Iraqi Cops Stuck with Bunk Bomb Detectors
This week, violent extremists determined to wreck Iraq's crucial election successfully staged multiple bombings in Baghdad and beyond.
The recent suicide attacks show the bombers are able to move their explosives through a vast network of Iraqi police checkpoints.
Those checkpoints are extremely well-manned in advance of the election, but as CBS News correspondent Elizabeth Palmer reports, they have one fatal flaw.
It's called the ADE651 explosives detector. About 2,000 of them have been issued to Iraqi police.
The manufacturer's video claimed the device can find hidden guns and bombs in vehicles or other hiding spots, as long as the user moves his feet to generate static electricity.
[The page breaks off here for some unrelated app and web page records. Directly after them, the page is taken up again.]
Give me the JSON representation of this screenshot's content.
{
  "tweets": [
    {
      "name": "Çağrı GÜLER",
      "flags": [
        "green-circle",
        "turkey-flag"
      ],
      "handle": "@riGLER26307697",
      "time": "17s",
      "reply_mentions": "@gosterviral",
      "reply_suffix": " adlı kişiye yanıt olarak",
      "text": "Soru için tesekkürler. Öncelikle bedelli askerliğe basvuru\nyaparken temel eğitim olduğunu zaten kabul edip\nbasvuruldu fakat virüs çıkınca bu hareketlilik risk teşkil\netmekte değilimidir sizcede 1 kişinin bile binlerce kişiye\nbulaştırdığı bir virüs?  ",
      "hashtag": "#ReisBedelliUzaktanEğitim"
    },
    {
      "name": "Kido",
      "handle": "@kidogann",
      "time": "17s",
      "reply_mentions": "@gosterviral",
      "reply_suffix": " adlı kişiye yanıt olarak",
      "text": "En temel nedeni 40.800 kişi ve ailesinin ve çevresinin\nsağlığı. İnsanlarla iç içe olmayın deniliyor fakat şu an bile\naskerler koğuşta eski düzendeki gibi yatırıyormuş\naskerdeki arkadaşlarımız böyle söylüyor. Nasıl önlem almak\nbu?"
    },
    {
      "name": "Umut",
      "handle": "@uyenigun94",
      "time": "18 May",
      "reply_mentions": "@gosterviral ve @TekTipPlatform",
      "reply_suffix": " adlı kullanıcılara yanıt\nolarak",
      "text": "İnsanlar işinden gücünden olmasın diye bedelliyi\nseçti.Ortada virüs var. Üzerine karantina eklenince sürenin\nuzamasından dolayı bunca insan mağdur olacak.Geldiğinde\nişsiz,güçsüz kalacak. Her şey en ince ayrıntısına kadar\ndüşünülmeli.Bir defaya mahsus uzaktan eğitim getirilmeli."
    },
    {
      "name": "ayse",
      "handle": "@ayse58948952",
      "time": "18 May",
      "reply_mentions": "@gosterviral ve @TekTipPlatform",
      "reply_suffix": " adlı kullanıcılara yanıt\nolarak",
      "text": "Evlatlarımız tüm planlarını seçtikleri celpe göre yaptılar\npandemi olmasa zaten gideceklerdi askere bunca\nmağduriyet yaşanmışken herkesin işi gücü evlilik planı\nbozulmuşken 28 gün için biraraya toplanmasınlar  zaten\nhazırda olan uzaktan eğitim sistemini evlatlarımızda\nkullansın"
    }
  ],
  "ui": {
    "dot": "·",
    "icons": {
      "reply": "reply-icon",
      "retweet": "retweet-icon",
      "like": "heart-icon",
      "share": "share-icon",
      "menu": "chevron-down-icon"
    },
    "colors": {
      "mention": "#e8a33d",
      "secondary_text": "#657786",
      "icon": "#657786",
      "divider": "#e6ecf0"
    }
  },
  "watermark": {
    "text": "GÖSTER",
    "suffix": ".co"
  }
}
The trouble is, they simply don't work.
"They're totally useless," former Iraqi National Security Advisor Moaffak al Rubaie tells CBS News. "I call them 'The Big Lie.'"
U.S. military officials warned Iraq's government not to buy the devices.
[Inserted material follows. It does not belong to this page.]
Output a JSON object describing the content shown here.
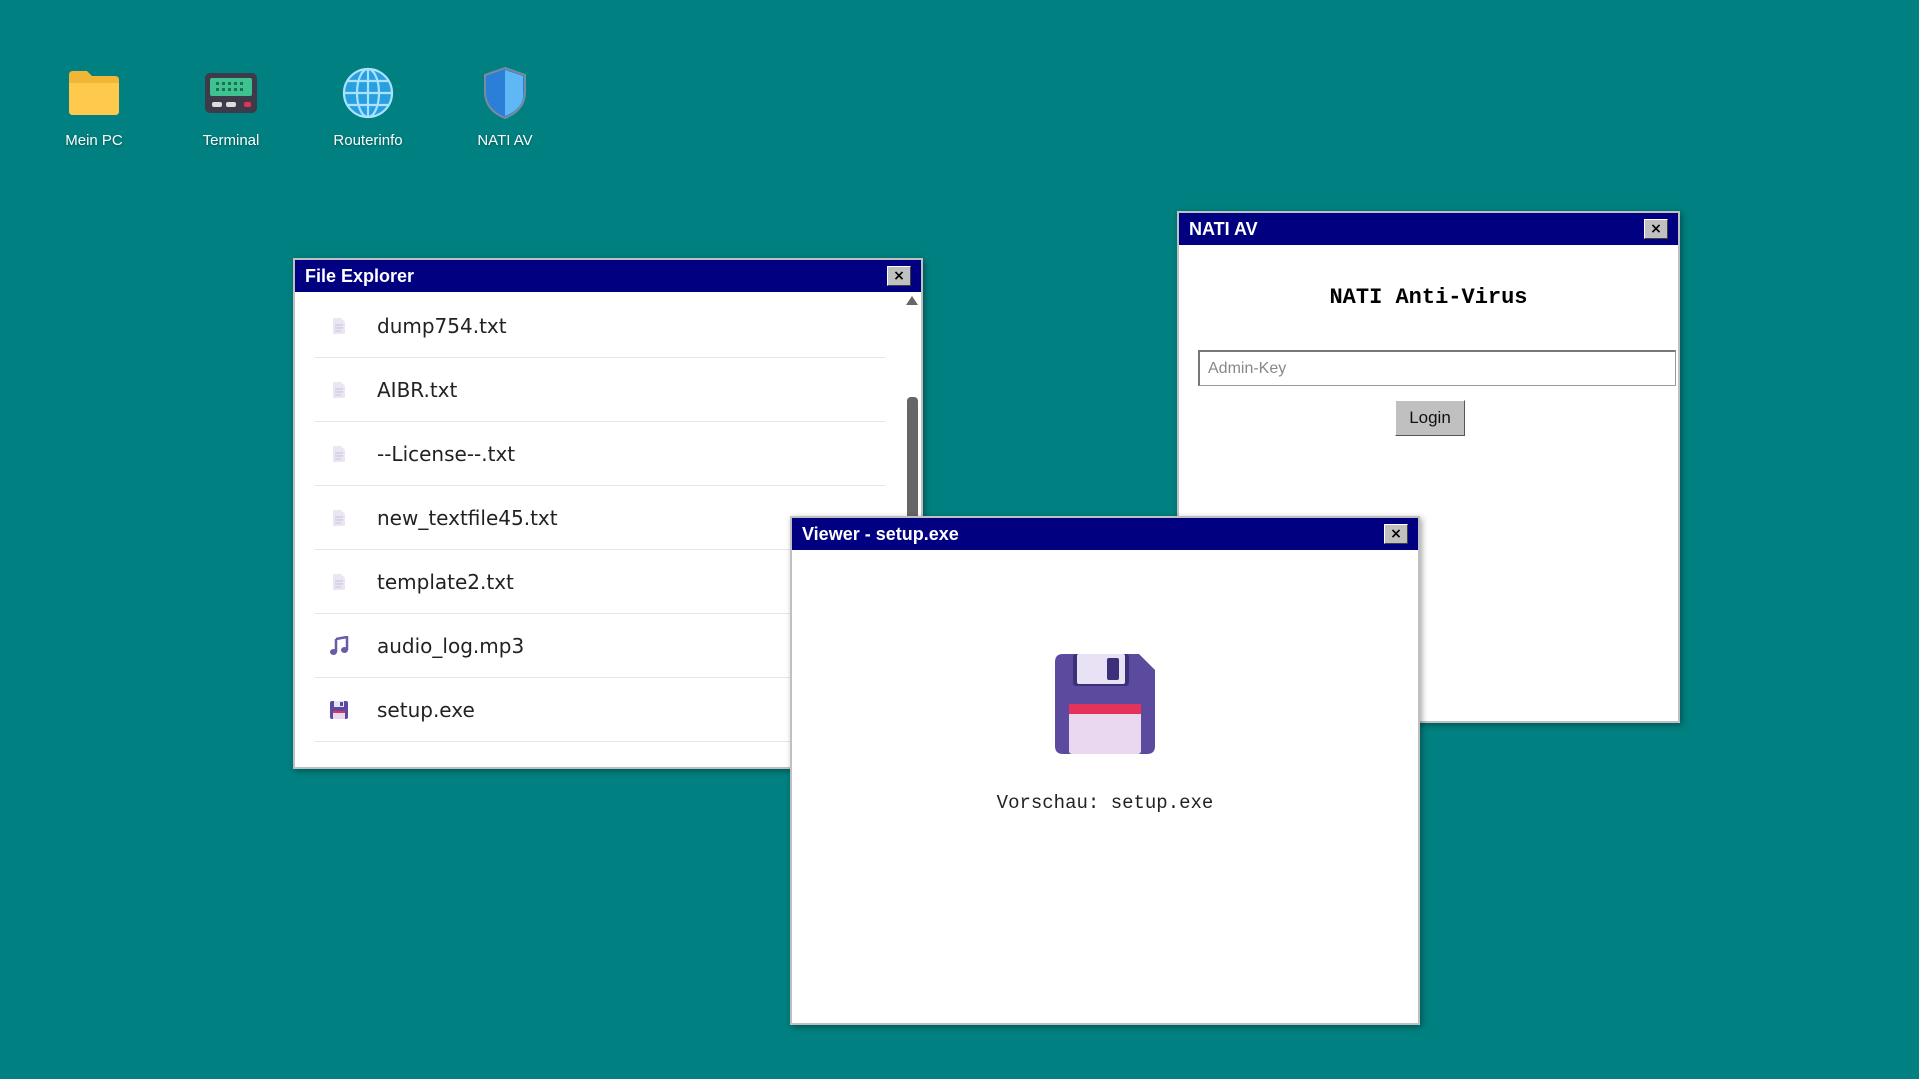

A few weeks ago, British businessman Jim McCormick, who sold them to Iraq, was arrested on charges of fraud through misrepresentation in the U.K. He has been freed on bond.
An Iraqi government spokesman said last week that Iraq was suing McCormick's company, ATSC, for the value of the devices.
So, why are Iraqi police still using them, especially at this critical time ahead of a national election that militants are clearly hell-bent on disrupting with bombs?
"There's no shadow of doubt in my mind that there is corruption behind it," Rubaie tells Palmer.
In other words, a scam which may have seen a handful of crooked officials agree a deal to purchase the useless detectors in exchange for a kickback.
That deal is now putting lives - as well as Sunday's crucial election - at even greater risk.